I am in the market for a new planner/ calendar. I currently use a Moleskin daily planner because it allow me to make long to do list , but I wanted to find a more interactive way to keep track of the days. I had stumbled upon Oscar Diaz slow bleeding “Ink Calendar”, which frankly blew my mind. I think that would be a little difficult to execute on a month to month basis but it surely makes the action of time keeping interesting.
While exploring the same calendar based design I found The Cube Calander by Philip Stroomberg. Though this calendar ,like the ink calendar, would have no way of keeping track of due dates or plans, it is an innovative way to display the days of the year. (and a lot easier for me to keep on my desk) It provides inspirational and funny quotes to add flare to an otherwise mundane task . Not to mention it has the interactive aspect of tearing of the dates, which is a very clever take on counting down the days. This calendar though relatively small in size has won a big design award , the Silver A’ Design Award , in 2012 -13.

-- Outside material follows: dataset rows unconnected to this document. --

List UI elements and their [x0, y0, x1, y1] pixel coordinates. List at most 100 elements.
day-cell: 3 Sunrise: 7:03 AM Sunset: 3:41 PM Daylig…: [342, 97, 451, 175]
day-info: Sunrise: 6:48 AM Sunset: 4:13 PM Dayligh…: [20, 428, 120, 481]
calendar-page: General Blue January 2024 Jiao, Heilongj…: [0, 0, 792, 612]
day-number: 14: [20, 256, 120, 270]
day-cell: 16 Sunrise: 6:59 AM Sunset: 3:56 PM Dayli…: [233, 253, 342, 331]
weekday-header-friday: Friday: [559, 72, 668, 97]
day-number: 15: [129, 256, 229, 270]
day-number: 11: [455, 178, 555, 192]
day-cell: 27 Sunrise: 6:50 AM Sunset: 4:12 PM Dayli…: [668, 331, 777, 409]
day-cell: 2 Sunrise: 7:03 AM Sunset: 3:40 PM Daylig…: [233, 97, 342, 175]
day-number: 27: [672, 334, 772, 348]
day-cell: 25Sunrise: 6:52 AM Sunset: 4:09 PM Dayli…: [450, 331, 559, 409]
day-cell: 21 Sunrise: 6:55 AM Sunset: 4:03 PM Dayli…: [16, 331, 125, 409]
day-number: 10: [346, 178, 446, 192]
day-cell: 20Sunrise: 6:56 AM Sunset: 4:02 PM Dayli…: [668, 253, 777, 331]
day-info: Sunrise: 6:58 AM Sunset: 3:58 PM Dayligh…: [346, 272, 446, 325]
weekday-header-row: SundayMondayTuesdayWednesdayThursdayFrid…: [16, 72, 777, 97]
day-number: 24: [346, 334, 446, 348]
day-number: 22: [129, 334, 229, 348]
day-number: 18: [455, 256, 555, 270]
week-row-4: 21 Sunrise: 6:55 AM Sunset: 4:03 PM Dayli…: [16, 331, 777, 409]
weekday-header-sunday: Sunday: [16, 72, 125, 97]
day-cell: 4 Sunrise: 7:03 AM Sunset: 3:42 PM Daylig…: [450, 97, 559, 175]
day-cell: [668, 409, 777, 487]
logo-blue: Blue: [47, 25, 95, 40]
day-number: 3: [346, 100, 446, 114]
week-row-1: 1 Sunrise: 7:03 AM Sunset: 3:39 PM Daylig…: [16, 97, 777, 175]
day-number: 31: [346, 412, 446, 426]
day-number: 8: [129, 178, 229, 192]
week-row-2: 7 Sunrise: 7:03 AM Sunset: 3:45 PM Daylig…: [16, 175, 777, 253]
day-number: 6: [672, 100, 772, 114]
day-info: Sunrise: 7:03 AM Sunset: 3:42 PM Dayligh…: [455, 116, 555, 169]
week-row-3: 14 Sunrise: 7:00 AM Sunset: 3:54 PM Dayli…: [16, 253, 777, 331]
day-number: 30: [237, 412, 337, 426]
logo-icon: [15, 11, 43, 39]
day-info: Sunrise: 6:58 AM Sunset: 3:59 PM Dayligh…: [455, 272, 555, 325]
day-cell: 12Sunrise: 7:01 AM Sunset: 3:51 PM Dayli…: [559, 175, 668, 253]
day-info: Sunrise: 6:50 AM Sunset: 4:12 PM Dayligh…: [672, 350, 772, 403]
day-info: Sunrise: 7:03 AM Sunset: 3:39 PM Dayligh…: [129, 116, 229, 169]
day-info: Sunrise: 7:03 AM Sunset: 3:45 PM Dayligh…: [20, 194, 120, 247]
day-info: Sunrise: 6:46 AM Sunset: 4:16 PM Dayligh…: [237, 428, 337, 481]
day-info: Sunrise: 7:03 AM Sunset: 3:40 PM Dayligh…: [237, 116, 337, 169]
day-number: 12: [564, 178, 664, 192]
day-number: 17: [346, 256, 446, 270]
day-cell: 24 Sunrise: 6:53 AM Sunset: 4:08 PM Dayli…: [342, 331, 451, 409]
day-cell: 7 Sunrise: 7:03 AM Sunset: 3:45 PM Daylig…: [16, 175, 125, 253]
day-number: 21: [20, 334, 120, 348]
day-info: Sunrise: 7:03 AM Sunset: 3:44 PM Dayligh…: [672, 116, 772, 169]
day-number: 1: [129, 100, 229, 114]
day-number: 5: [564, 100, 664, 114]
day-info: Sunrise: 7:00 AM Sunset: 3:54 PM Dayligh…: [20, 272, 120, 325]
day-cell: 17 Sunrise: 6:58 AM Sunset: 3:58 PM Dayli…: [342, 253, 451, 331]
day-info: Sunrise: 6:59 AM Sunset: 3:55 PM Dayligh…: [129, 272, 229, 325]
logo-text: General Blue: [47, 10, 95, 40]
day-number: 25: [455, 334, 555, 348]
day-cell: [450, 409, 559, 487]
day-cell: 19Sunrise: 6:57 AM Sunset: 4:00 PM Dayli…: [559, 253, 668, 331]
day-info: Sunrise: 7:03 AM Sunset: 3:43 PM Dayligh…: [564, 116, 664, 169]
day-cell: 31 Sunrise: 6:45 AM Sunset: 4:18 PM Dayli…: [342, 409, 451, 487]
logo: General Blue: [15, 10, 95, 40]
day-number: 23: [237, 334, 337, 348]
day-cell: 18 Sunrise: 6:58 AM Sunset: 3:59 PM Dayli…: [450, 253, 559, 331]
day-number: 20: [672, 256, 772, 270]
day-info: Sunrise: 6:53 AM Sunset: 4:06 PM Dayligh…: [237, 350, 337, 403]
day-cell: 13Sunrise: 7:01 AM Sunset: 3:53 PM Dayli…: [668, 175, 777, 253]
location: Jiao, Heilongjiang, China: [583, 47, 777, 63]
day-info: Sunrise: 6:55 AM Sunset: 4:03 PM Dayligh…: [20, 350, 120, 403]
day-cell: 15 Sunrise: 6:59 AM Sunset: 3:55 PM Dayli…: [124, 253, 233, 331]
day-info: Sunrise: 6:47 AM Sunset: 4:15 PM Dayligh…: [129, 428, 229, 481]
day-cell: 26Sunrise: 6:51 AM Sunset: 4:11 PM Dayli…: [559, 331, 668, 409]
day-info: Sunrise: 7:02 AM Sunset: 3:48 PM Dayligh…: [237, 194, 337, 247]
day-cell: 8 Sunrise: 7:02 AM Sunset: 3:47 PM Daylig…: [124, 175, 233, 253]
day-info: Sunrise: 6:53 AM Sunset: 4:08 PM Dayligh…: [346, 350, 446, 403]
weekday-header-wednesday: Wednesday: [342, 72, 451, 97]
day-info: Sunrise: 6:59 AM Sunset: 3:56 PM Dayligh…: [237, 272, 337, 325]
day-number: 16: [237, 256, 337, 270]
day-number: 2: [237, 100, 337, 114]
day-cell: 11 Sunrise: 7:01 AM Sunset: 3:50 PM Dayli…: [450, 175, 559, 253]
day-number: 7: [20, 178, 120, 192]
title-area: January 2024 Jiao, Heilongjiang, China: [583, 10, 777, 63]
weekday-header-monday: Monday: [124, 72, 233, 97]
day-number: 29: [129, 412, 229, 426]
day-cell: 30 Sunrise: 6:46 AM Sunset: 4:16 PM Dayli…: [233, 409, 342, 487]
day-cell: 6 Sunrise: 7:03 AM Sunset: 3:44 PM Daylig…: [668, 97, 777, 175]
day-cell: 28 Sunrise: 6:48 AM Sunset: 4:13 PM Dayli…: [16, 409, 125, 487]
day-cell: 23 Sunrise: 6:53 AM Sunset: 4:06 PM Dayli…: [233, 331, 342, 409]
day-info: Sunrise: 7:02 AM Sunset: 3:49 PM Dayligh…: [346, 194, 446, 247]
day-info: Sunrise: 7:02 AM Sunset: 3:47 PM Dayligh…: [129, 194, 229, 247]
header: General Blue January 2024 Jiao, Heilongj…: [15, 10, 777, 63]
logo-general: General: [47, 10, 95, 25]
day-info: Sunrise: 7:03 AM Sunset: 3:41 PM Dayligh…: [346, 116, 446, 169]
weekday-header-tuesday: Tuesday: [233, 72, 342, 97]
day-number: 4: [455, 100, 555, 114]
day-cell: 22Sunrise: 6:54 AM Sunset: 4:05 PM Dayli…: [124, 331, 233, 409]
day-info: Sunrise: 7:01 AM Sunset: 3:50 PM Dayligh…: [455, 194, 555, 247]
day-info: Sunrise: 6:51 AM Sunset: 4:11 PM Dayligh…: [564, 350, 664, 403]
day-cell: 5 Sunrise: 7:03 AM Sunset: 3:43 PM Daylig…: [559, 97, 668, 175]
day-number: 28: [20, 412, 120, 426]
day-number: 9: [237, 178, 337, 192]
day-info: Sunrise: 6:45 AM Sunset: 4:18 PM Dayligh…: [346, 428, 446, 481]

Since working on my design entrepreneurship project, I have been extremely interested in innovative product design. I now know how hard it is to come up with a viable idea that will actually sell and on top of that design it well so that it is aesthetically pleasing. This is a product designed and developed by Chris Bringham of Knife and Saw, that is genius. It is a product I didn’t even know I needed until I saw it and now I can’t imagine not having one. It combines sleek and simplistic design with multifaceted function. I think it was probably created to target a specific person similar to my entryway organizer; a younger person living in a small space such as an apartment with limited places to easily store a bike. However, despite that niche, I could see numerous people in all walks of life using a shelf such as this. The description given on the website is a perfect example of innovative design “While visiting many friends’ small apartments, I noticed that there was a void when it came to elegant bike management. I wanted to create a piece that kept bikes off the floor but didn’t look like it belonged in the garage. With that, The Bike Shelf was born”. This is exactly what we are learning to do with in the realms of our design entrepreneurship, find a problem and create a marketable solution.